As someone who likes architecture, I can appreciate user-unfriendly buildings; as a Web editor who has drunk from the Jakob Nielsen school of usability, I also think it's insane. It's the Soldier Field dilemma--from all reports (I haven't been in it) it's an outstanding place to watch a game, which by some measures is the point, but the consensus is that it's butt-ugly from the outside, which is what the vast majority sees. Is seeing this thing that's part of your city's landscape "use"? I don't have an answer for you, honestly, but it's an interesting question.
Just e.g.: I did three years at the U. of C. and spent all three in Stony Island, which had been built as faculty housing and was adopted for undergrad use. So I didn't live in Saarinen's (botched) Woodward Court, or the lovely Gothic buildings of Burton-Judson or Snell-Hitchcock, or the bonkers new Max Palevsky. I lived in the most boring dorm on an architecturally sophisticated campus--a red-brick bunker with white walls, thin gray carpet, and that's it. Check it out, it's really ugly.
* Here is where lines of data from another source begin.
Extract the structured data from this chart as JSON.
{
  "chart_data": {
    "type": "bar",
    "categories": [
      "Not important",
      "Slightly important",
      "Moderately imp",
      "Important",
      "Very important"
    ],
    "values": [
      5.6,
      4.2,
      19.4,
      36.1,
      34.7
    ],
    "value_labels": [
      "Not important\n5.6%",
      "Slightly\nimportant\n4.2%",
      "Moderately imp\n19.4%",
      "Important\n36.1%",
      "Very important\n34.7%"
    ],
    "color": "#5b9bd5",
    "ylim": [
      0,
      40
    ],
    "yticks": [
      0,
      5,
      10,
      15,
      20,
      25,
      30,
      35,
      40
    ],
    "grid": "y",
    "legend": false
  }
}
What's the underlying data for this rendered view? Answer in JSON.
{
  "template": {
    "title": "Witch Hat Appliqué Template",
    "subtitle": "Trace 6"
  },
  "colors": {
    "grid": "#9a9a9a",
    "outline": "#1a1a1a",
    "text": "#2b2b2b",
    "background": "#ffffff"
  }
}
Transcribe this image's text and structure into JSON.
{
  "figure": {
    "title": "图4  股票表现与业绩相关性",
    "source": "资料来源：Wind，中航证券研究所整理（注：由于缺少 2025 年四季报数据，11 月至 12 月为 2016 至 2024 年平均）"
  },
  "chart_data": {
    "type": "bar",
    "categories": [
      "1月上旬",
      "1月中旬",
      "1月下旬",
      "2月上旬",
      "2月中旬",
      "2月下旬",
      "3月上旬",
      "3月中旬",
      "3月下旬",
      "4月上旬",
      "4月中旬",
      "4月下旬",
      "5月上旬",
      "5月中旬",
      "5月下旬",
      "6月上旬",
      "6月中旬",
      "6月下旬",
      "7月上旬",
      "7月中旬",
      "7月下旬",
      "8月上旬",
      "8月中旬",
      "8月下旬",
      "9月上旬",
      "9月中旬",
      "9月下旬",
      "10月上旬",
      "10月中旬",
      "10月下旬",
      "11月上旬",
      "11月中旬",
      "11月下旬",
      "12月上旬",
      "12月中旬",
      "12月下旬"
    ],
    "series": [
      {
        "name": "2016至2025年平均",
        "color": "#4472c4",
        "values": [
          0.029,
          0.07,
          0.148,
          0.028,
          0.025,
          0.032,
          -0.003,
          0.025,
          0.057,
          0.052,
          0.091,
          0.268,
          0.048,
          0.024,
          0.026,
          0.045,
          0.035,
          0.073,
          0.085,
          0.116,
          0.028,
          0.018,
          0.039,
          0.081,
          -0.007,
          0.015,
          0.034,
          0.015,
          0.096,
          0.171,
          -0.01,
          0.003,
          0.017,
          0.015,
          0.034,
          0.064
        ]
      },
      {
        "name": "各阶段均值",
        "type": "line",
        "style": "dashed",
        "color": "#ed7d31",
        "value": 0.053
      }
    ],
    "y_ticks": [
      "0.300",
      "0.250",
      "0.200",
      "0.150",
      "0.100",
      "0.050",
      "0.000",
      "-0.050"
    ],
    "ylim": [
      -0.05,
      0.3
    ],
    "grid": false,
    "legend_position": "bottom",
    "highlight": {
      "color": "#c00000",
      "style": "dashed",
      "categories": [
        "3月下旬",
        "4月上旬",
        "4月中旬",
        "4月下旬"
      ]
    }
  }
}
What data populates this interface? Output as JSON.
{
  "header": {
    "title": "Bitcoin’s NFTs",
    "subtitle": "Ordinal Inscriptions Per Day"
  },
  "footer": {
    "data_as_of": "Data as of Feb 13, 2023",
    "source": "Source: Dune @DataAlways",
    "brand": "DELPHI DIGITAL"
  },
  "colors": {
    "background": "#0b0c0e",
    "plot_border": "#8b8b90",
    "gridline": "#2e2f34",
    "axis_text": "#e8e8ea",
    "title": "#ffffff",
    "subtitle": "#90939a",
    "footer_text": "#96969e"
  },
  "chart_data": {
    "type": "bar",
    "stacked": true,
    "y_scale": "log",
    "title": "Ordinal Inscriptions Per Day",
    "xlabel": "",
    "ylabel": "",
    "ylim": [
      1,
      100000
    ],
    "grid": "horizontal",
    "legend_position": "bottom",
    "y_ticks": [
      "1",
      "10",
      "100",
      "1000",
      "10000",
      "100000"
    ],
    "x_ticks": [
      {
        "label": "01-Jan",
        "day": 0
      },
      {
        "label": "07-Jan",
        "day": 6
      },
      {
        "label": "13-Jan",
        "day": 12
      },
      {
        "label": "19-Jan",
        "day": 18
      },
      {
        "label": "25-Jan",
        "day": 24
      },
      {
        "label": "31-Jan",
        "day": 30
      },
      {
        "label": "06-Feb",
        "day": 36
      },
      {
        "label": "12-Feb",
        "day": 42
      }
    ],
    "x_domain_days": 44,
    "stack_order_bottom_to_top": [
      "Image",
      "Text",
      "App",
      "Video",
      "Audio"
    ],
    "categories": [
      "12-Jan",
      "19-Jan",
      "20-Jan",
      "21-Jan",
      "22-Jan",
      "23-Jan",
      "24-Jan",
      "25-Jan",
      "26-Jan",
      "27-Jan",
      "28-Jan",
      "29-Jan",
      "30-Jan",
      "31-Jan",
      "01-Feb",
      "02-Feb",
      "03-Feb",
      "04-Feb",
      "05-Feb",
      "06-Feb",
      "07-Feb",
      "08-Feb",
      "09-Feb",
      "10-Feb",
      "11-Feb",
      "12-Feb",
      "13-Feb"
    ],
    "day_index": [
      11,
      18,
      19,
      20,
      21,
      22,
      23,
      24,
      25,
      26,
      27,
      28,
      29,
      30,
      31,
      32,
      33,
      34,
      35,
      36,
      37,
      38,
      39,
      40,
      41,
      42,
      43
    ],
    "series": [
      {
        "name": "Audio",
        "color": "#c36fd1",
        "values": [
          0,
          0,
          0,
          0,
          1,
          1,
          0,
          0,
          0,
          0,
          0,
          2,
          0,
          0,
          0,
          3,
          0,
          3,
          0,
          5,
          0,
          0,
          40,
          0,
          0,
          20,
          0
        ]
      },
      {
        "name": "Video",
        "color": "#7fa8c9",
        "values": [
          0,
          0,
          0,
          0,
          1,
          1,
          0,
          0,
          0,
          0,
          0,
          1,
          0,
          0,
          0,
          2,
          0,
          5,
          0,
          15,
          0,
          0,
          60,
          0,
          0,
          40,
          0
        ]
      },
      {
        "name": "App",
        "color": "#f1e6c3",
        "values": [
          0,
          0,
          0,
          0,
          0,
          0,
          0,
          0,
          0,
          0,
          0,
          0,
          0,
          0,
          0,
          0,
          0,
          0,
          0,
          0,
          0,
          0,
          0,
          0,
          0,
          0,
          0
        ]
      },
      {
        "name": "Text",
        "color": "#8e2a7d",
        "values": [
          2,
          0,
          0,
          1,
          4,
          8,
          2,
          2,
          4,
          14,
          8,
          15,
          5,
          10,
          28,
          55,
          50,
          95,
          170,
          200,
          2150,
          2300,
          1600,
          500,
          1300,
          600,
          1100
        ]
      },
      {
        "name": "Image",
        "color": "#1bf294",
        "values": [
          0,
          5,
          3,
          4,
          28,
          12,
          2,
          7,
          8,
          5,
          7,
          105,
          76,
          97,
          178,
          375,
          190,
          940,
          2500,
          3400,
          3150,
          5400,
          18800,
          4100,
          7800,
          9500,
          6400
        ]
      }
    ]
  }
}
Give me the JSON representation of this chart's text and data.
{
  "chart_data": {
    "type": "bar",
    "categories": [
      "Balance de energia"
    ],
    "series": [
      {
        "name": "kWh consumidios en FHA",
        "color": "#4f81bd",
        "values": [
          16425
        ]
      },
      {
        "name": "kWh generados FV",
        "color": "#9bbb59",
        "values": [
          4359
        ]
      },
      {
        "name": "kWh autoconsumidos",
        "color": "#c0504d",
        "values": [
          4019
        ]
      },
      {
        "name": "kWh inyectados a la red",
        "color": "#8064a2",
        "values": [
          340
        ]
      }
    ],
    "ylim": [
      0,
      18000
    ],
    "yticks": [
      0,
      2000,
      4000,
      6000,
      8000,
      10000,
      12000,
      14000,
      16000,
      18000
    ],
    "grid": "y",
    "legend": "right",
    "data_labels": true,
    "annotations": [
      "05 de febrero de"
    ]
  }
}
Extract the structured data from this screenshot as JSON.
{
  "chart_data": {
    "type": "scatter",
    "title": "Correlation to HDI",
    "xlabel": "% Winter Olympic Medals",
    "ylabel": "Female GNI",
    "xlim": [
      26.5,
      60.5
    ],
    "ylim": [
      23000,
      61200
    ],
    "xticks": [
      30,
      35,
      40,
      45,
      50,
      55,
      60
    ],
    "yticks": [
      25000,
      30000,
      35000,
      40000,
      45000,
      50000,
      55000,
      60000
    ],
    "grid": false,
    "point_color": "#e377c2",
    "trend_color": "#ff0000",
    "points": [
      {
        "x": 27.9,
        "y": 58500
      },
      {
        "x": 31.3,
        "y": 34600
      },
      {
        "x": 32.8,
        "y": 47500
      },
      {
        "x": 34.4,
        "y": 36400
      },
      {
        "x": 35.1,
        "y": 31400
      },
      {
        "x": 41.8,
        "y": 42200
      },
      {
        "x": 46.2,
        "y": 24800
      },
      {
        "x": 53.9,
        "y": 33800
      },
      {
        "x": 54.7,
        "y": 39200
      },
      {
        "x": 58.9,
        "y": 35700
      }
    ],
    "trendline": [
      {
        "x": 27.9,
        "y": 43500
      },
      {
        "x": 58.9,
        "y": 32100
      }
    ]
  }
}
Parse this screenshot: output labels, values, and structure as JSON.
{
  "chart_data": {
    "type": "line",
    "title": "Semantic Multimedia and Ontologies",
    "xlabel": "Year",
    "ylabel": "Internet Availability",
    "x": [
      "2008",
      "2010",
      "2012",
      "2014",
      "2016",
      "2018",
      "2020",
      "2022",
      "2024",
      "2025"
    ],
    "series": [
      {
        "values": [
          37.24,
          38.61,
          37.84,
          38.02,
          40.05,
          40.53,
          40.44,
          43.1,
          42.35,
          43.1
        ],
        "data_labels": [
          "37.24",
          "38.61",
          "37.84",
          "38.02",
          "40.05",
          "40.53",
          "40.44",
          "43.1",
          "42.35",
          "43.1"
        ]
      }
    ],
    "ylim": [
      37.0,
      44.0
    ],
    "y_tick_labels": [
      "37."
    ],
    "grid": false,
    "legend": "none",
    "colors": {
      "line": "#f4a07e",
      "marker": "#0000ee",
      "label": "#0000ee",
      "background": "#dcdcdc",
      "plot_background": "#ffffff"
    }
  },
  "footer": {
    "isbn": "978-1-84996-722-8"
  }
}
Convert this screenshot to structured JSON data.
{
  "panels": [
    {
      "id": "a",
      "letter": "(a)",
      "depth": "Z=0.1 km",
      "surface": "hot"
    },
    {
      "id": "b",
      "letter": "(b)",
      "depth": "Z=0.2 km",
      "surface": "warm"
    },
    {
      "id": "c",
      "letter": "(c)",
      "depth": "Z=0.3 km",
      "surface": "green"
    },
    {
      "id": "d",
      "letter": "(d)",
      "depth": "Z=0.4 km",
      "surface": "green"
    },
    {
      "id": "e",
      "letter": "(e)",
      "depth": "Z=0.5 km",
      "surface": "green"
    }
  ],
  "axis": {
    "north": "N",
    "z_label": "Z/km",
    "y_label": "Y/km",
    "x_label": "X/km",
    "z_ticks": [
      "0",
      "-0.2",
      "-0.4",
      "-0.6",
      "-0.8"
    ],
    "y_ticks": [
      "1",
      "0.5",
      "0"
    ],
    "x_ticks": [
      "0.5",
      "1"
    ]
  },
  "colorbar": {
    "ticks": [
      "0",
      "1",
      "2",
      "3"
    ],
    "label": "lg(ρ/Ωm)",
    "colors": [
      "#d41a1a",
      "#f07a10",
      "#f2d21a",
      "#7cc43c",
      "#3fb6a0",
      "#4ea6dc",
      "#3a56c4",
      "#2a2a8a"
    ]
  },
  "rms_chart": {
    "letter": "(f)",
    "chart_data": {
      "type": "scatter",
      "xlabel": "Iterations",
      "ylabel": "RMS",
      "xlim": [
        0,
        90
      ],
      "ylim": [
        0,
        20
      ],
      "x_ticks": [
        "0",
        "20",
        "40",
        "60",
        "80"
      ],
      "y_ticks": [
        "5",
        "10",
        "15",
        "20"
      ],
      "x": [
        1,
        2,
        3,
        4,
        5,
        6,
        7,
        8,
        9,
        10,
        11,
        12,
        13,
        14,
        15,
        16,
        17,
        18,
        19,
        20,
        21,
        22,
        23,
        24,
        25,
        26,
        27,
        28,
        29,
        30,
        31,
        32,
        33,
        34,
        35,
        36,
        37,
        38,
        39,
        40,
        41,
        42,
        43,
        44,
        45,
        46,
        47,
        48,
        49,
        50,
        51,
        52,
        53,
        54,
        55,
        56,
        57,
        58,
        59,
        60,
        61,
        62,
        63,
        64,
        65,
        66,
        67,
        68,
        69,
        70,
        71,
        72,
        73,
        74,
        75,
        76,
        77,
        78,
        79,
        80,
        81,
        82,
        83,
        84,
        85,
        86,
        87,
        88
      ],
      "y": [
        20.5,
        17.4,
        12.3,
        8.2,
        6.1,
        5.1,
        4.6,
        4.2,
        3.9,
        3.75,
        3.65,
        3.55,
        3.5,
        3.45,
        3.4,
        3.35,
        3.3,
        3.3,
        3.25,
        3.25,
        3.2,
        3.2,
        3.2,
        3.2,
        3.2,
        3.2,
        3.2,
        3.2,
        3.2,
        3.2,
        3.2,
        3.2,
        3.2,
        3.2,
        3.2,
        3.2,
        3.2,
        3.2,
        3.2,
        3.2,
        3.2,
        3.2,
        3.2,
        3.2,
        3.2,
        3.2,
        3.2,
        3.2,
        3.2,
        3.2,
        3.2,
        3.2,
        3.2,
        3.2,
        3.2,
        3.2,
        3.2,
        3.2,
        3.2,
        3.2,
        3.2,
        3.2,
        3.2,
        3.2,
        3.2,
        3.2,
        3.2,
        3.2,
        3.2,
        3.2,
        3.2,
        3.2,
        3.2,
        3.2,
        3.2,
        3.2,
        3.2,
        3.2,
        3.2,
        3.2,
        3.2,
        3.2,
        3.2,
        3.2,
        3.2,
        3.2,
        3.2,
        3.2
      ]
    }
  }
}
And it had full bathrooms, studio-size kitchens, large living rooms, central heat, and, perhaps most importantly, large balconies overlooking the Museum of Science and Industry. Overall it was much more pleasant than living in one of the more storied dorms. I'm just saying; something to keep in mind when architect-types rag on the (admittedly ugly) plague of beige towers that dominate Streeterville and the South Loop.
Also: Blair Kamin is kind of a local treasure. If you don't, read his blog and articles.